O Regulador de Informação encaminhou as empresas MTN e OUTsurance para seu Comitê de Aplicação da Lei devido a possíveis violações das leis de proteção de dados relativas a publicidade direta indesejada.

A presidente Pansy Tlakulala informou em coletiva de imprensa que esses pedidos fazem parte dos esforços do regulador para responder à crescente preocupação com a proteção e uso de informações pessoais.

Ela observou que os dois casos relacionados a publicidade direta envolvem principalmente a OUTsurance e a MTN, e são significativos porque levantam questões importantes sobre a interpretação e aplicação da Seção 69 da lei POPIA em relação à publicidade direta através de comunicações eletrônicas indesejadas.

Tlakulala enfatizou que os resultados desses casos ajudarão a garantir maior clareza tanto para as partes responsáveis quanto para os titulares dos dados, acrescentando que a POPIA não é um obstáculo para atividades comerciais lícitas, mas sim uma estrutura na qual essas atividades devem ser conduzidas de forma justa e legal.

A presidente Pansy Tlakulala esclareceu que a MTN e a OUTsurance foram encaminhadas ao Comitê de Aplicação da Lei do Regulador de Informação sobre publicidade direta relacionada a comunicações eletrônicas indesejadas.

O regulador relatou que no ano passado recebeu mais de 3800 reclamações, das quais 10% diziam respeito à publicidade direta. Essas reclamações demonstram a preocupação persistente entre os titulares de dados sobre o uso de suas informações pessoais para fins de marketing, especialmente por meios eletrônicos de comunicação.

Além disso, o regulador saudou as recentes emendas às disposições da Lei de Proteção ao Consumidor, destinadas a restringir comunicações de marketing indesejadas, incluindo chamadas de spam.

Tlakulala também nomeou o Registro 'Não Ligar' da Comissão Nacional de Proteção do Consumidor como uma medida adicional importante no combate à publicidade direta indesejada.
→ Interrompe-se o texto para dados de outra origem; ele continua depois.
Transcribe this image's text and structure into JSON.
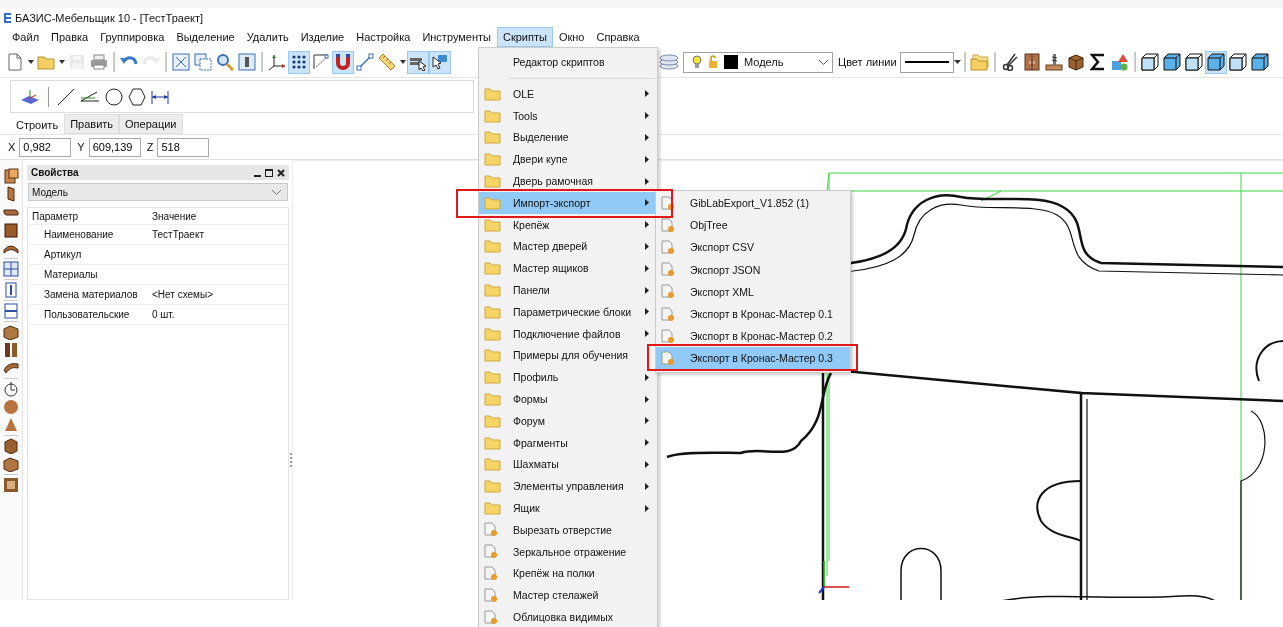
{
  "window": {
    "title": "БАЗИС-Мебельщик 10 - [ТестТраект]"
  },
  "menu_bar": [
    {
      "label": "Файл",
      "selected": false
    },
    {
      "label": "Правка",
      "selected": false
    },
    {
      "label": "Группировка",
      "selected": false
    },
    {
      "label": "Выделение",
      "selected": false
    },
    {
      "label": "Удалить",
      "selected": false
    },
    {
      "label": "Изделие",
      "selected": false
    },
    {
      "label": "Настройка",
      "selected": false
    },
    {
      "label": "Инструменты",
      "selected": false
    },
    {
      "label": "Скрипты",
      "selected": true
    },
    {
      "label": "Окно",
      "selected": false
    },
    {
      "label": "Справка",
      "selected": false
    }
  ],
  "toolbar": {
    "buttons": [
      {
        "kind": "new-file",
        "pressed": false,
        "disabled": false
      },
      {
        "kind": "caret",
        "pressed": false,
        "disabled": false
      },
      {
        "kind": "folder",
        "pressed": false,
        "disabled": false
      },
      {
        "kind": "caret",
        "pressed": false,
        "disabled": false
      },
      {
        "kind": "floppy",
        "pressed": false,
        "disabled": true
      },
      {
        "kind": "printer",
        "pressed": false,
        "disabled": false
      },
      {
        "kind": "undo",
        "pressed": false,
        "disabled": false
      },
      {
        "kind": "redo",
        "pressed": false,
        "disabled": true
      },
      {
        "kind": "zoom-extents",
        "pressed": false,
        "disabled": false
      },
      {
        "kind": "zoom-window",
        "pressed": false,
        "disabled": false
      },
      {
        "kind": "magnifier",
        "pressed": false,
        "disabled": false
      },
      {
        "kind": "view",
        "pressed": false,
        "disabled": false
      },
      {
        "kind": "axes",
        "pressed": false,
        "disabled": false
      },
      {
        "kind": "grid",
        "pressed": true,
        "disabled": false
      },
      {
        "kind": "snap",
        "pressed": false,
        "disabled": false
      },
      {
        "kind": "magnet",
        "pressed": true,
        "disabled": false
      },
      {
        "kind": "line",
        "pressed": false,
        "disabled": false
      },
      {
        "kind": "ruler",
        "pressed": false,
        "disabled": false
      },
      {
        "kind": "caret",
        "pressed": false,
        "disabled": false
      },
      {
        "kind": "layers",
        "pressed": true,
        "disabled": false
      },
      {
        "kind": "cursor",
        "pressed": true,
        "disabled": false
      }
    ],
    "layer_combo": {
      "value": "Модель"
    },
    "line_color_label": "Цвет линии",
    "tools": [
      {
        "kind": "folders",
        "pressed": false,
        "disabled": false
      },
      {
        "kind": "scissors",
        "pressed": false,
        "disabled": false
      },
      {
        "kind": "cabinet",
        "pressed": false,
        "disabled": false
      },
      {
        "kind": "drill",
        "pressed": false,
        "disabled": false
      },
      {
        "kind": "box",
        "pressed": false,
        "disabled": false
      },
      {
        "kind": "sigma",
        "pressed": false,
        "disabled": false
      },
      {
        "kind": "shapes",
        "pressed": false,
        "disabled": false
      },
      {
        "kind": "cube-wire",
        "pressed": false,
        "disabled": false
      },
      {
        "kind": "cube-solid",
        "pressed": false,
        "disabled": false
      },
      {
        "kind": "cube-wire",
        "pressed": false,
        "disabled": false
      },
      {
        "kind": "cube-solid",
        "pressed": true,
        "disabled": false
      },
      {
        "kind": "cube-wire",
        "pressed": false,
        "disabled": false
      },
      {
        "kind": "cube-solid",
        "pressed": false,
        "disabled": false
      }
    ]
  },
  "build_panel": {
    "tabs": [
      {
        "label": "Строить",
        "selected": true
      },
      {
        "label": "Править",
        "selected": false
      },
      {
        "label": "Операции",
        "selected": false
      }
    ]
  },
  "coordinates": [
    {
      "axis": "X",
      "value": "0,982"
    },
    {
      "axis": "Y",
      "value": "609,139"
    },
    {
      "axis": "Z",
      "value": "518"
    }
  ],
  "properties": {
    "title": "Свойства",
    "object": "Модель",
    "columns": [
      "Параметр",
      "Значение"
    ],
    "rows": [
      {
        "name": "Наименование",
        "value": "ТестТраект"
      },
      {
        "name": "Артикул"
      },
      {
        "name": "Материалы"
      },
      {
        "name": "Замена материалов",
        "value": "<Нет схемы>"
      },
      {
        "name": "Пользовательские",
        "value": "0 шт."
      }
    ]
  },
  "scripts_menu": {
    "items": [
      {
        "kind": "plain",
        "label": "Редактор скриптов",
        "submenu": false,
        "selected": false,
        "annotated": false
      },
      {
        "kind": "folder",
        "label": "OLE",
        "submenu": true,
        "selected": false,
        "annotated": false
      },
      {
        "kind": "folder",
        "label": "Tools",
        "submenu": true,
        "selected": false,
        "annotated": false
      },
      {
        "kind": "folder",
        "label": "Выделение",
        "submenu": true,
        "selected": false,
        "annotated": false
      },
      {
        "kind": "folder",
        "label": "Двери купе",
        "submenu": true,
        "selected": false,
        "annotated": false
      },
      {
        "kind": "folder",
        "label": "Дверь рамочная",
        "submenu": true,
        "selected": false,
        "annotated": false
      },
      {
        "kind": "folder",
        "label": "Импорт-экспорт",
        "submenu": true,
        "selected": true,
        "annotated": true
      },
      {
        "kind": "folder",
        "label": "Крепёж",
        "submenu": true,
        "selected": false,
        "annotated": false
      },
      {
        "kind": "folder",
        "label": "Мастер дверей",
        "submenu": true,
        "selected": false,
        "annotated": false
      },
      {
        "kind": "folder",
        "label": "Мастер ящиков",
        "submenu": true,
        "selected": false,
        "annotated": false
      },
      {
        "kind": "folder",
        "label": "Панели",
        "submenu": true,
        "selected": false,
        "annotated": false
      },
      {
        "kind": "folder",
        "label": "Параметрические блоки",
        "submenu": true,
        "selected": false,
        "annotated": false
      },
      {
        "kind": "folder",
        "label": "Подключение файлов",
        "submenu": true,
        "selected": false,
        "annotated": false
      },
      {
        "kind": "folder",
        "label": "Примеры для обучения",
        "submenu": false,
        "selected": false,
        "annotated": false
      },
      {
        "kind": "folder",
        "label": "Профиль",
        "submenu": true,
        "selected": false,
        "annotated": false
      },
      {
        "kind": "folder",
        "label": "Формы",
        "submenu": true,
        "selected": false,
        "annotated": false
      },
      {
        "kind": "folder",
        "label": "Форум",
        "submenu": true,
        "selected": false,
        "annotated": false
      },
      {
        "kind": "folder",
        "label": "Фрагменты",
        "submenu": true,
        "selected": false,
        "annotated": false
      },
      {
        "kind": "folder",
        "label": "Шахматы",
        "submenu": true,
        "selected": false,
        "annotated": false
      },
      {
        "kind": "folder",
        "label": "Элементы управления",
        "submenu": true,
        "selected": false,
        "annotated": false
      },
      {
        "kind": "folder",
        "label": "Ящик",
        "submenu": true,
        "selected": false,
        "annotated": false
      },
      {
        "kind": "script",
        "label": "Вырезать отверстие",
        "submenu": false,
        "selected": false,
        "annotated": false
      },
      {
        "kind": "script",
        "label": "Зеркальное отражение",
        "submenu": false,
        "selected": false,
        "annotated": false
      },
      {
        "kind": "script",
        "label": "Крепёж на полки",
        "submenu": false,
        "selected": false,
        "annotated": false
      },
      {
        "kind": "script",
        "label": "Мастер стелажей",
        "submenu": false,
        "selected": false,
        "annotated": false
      },
      {
        "kind": "script",
        "label": "Облицовка видимых",
        "submenu": false,
        "selected": false,
        "annotated": false
      }
    ]
  },
  "submenu": {
    "items": [
      {
        "kind": "script",
        "label": "GibLabExport_V1.852 (1)",
        "selected": false,
        "annotated": false
      },
      {
        "kind": "script",
        "label": "ObjTree",
        "selected": false,
        "annotated": false
      },
      {
        "kind": "script",
        "label": "Экспорт CSV",
        "selected": false,
        "annotated": false
      },
      {
        "kind": "script",
        "label": "Экспорт JSON",
        "selected": false,
        "annotated": false
      },
      {
        "kind": "script",
        "label": "Экспорт XML",
        "selected": false,
        "annotated": false
      },
      {
        "kind": "script",
        "label": "Экспорт в Кронас-Мастер 0.1",
        "selected": false,
        "annotated": false
      },
      {
        "kind": "script",
        "label": "Экспорт в Кронас-Мастер 0.2",
        "selected": false,
        "annotated": false
      },
      {
        "kind": "script",
        "label": "Экспорт в Кронас-Мастер 0.3",
        "selected": true,
        "annotated": true
      }
    ]
  }
}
Ela declarou que as organizações são obrigadas a obter o consentimento da pessoa antes de enviar mensagens publicitárias indesejadas. Nesse sentido, o regulador interagiu com a Comissão Nacional de Proteção do Consumidor para identificar áreas de colaboração mútua no aumento da conscientização pública e na recepção de reclamações.

O regulador expressou esperança de que uma cooperação mais estreita entre a Comissão Nacional de Proteção do Consumidor e ele fortaleça o combate a comunicações eletrônicas indesejadas e garanta melhor proteção aos consumidores e titulares de dados. É importante notar que esses pedidos por si só não significam que as empresas foram consideradas violadoras da POPIA.